Pod opieką lekarzy z warszawskiego szpitala MSW jest już ośmioro Polaków, rannych w środowym zamachu terrorystycznym w Tunisie. Wczoraj późnym wieczorem wrócili do kraju specjalnymi samolotami.

REKLAMA

Na razie nie wiadomo kiedy ranni w zamachu w Tunezji, którzy zostali przetransportowani do Polski, będą mogli opuścić szpital - poinformował rzecznik prasowy szpitala MSW w Warszawie Jarosław Buczek. Podkreślił, że stan zdrowia pacjentów pozwolił na transport drogą lotniczą. Z dużym prawdopodobieństwem nie mamy tutaj do czynienia z zagrożeniem życia którejś z tych osób - zaznaczył. O tym, czy i kiedy część z tych pacjentów zostanie wypisana, rozstrzygną może najbliższe godziny, może najbliższe dni. Na pewno część pacjentów zostanie w naszym szpitalu na dłużej - dodał.
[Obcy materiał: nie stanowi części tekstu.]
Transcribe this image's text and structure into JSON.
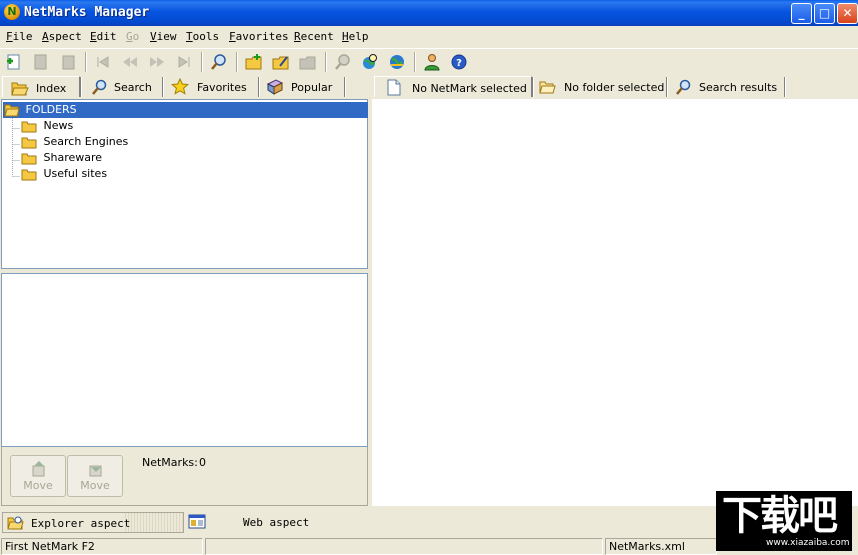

Buczek zaznaczył, że wszyscy pacjenci zostali "dobrze zaopatrzeni" przez lekarzy z Tunezji. Będziemy się przyglądać, czy coś mogłoby nas zaskoczyć. Mam nadzieję, że takich niespodzianek nie będzie. Trzeba pamiętać, że ci ludzie przylecieli do nas nie tylko z poranionymi ciałami, więc wkrótce możemy mieć do czynienia ze stresem pourazowym. Mamy zapewnioną również - jeżeli będzie taka konieczność - opiekę psychologów z Państwowej Straży Pożarnej i Policji"- poinformował rzecznik szpitala MSW.

Dwójka najciężej rannych turystów wciąż przebywa w szpitalu w Tunisie.W momencie gdy lekarze uznają, że są gotowi do transportu, (ranni - przyp. red.) wrócą do kraju. Dodatkowy transport jest także przewidziany dla przewiezienia ciał zmarłych i nastąpi to po przeprowadzeniu niezbędnych procedur konsularnych - mówił rzecznik MSZ Marcin Wojciechowski.

Przypomnijmy, że w zamachu zginęło troje Polaków.

Do ataku terrorystycznego doszło w środę w słynnym Muzeum Narodowym Bardo w Tunisie. Terroryści strzelali do zwiedzających i do ludzi w autobusach zaparkowanych przed placówką. Wśród zwiedzających muzeum w krytycznym momencie była grupa 36 polskich obywateli. Do zamachu przyznali się dżihadyści z Państwa Islamskiego.